MEMPHIS, Tenn.– Doctors nationwide have sounded the alarm about the common illness respiratory syncytial virus or RSV, which can cause severe breathing problems for children under the age of two.
In the Mid-South, doctors say they’re seeing a big rise too.
Dr. Sandy Arnold, Division Chief of Pediatric Infectious Diseases at Le Bonheur Children’s Hospital, said it’s typical to see RSV this time of year.
“For bronchiolitis which is a plugging of inflammation of the small airways of the lungs which leads to difficulty breathing, difficulty feeding,” she said. “We’re seeing this earlier than we normally do. The numbers are very high compared to what we normally see. This is turning into a bad RSV season.”
Dr. Arnold said the first fall of the COVID-19 pandemic in 2020, they didn’t deal with a bad RSV breakout. They saw a surge in 2021 when restrictions were lifted.
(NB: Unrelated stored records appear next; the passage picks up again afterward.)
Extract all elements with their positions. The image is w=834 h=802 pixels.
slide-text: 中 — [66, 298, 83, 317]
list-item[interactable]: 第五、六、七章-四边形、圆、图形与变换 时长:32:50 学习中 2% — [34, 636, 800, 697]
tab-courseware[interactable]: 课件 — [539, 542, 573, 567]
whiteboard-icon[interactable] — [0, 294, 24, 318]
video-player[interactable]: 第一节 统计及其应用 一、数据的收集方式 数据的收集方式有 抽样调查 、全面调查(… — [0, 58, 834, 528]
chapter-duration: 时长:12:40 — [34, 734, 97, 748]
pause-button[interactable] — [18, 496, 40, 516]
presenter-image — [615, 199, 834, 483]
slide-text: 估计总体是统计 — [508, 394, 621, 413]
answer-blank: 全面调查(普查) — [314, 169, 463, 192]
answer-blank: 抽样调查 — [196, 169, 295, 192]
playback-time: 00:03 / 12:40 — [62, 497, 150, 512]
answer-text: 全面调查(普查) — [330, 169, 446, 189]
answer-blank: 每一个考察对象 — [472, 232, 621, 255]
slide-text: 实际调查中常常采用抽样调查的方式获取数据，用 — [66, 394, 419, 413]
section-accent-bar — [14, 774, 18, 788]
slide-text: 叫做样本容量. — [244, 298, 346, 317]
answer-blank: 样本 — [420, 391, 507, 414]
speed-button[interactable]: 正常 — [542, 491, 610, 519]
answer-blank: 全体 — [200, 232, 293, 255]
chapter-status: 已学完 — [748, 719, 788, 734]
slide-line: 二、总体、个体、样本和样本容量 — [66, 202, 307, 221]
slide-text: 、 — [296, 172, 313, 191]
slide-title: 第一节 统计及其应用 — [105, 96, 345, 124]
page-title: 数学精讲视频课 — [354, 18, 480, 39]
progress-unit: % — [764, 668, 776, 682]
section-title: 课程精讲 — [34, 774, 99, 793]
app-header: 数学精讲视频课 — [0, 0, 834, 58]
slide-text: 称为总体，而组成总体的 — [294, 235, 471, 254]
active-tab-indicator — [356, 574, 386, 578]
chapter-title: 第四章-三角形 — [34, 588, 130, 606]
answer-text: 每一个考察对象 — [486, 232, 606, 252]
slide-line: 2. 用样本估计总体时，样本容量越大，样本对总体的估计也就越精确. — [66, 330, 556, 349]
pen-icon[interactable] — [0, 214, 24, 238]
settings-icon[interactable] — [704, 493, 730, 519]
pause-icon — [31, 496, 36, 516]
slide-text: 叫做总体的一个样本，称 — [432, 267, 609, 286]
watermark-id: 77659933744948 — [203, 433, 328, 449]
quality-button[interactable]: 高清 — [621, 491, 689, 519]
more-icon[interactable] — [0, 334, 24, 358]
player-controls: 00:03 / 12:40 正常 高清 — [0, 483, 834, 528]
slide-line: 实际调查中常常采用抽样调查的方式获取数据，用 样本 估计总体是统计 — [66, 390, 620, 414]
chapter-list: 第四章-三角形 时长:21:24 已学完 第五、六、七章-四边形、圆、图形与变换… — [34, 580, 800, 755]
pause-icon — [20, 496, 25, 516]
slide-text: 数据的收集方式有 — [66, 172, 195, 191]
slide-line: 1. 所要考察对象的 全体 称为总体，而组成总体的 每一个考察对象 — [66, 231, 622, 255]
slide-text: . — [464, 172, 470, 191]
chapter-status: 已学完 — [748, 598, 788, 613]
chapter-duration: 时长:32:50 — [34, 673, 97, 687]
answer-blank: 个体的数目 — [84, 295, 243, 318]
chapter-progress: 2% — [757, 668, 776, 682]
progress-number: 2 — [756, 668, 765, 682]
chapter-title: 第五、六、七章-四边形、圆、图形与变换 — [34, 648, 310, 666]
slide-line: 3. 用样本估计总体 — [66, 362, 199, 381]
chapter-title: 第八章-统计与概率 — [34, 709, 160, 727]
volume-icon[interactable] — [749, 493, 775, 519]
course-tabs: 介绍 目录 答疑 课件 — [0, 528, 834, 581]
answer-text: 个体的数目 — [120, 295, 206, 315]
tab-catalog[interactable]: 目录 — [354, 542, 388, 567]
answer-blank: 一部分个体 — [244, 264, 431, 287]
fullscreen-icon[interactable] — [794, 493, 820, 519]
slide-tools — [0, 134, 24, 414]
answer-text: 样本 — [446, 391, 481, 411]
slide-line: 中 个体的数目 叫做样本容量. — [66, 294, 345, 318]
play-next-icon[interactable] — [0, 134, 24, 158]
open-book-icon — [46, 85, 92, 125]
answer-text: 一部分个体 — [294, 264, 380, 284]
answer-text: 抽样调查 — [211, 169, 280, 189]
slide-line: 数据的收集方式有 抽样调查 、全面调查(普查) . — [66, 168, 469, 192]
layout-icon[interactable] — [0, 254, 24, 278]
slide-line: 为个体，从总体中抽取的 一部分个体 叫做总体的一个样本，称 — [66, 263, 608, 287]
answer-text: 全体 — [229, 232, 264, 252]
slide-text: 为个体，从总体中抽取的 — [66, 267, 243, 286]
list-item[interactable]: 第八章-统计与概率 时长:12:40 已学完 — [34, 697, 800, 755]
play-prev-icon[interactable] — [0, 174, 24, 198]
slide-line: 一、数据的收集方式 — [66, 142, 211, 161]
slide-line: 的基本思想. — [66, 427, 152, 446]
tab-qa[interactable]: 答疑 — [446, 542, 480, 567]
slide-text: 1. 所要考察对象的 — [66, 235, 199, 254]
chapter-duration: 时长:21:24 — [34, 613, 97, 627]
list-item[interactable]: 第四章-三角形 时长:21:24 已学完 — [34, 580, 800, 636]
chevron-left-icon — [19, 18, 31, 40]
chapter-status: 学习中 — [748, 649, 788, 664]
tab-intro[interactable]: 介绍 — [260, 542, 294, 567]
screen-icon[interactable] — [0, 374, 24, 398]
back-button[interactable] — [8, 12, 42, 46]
“The emergency room is full to overflowing. We’re seeing both RSV and influenza and they’re having trouble moving patients out of the emergency room into the hospital, our beds are all completely full,” she said.
This summer, the numbers started coming back as children headed back to school without masks.
“We had many susceptible children because we haven’t had a lot of these viruses around and the immunity does wane over time. So if you haven’t been exposed to a virus in several years we’re all pretty much sitting ducks at this point,” Arnold said.
She advises parents to not send their children to school when they are sick to limit the number of children being exposed to viruses but acknowledges that can be difficult with varying work schedules for families.
Dr. Arnold also encourages families to get their flu shot and COVID vaccine.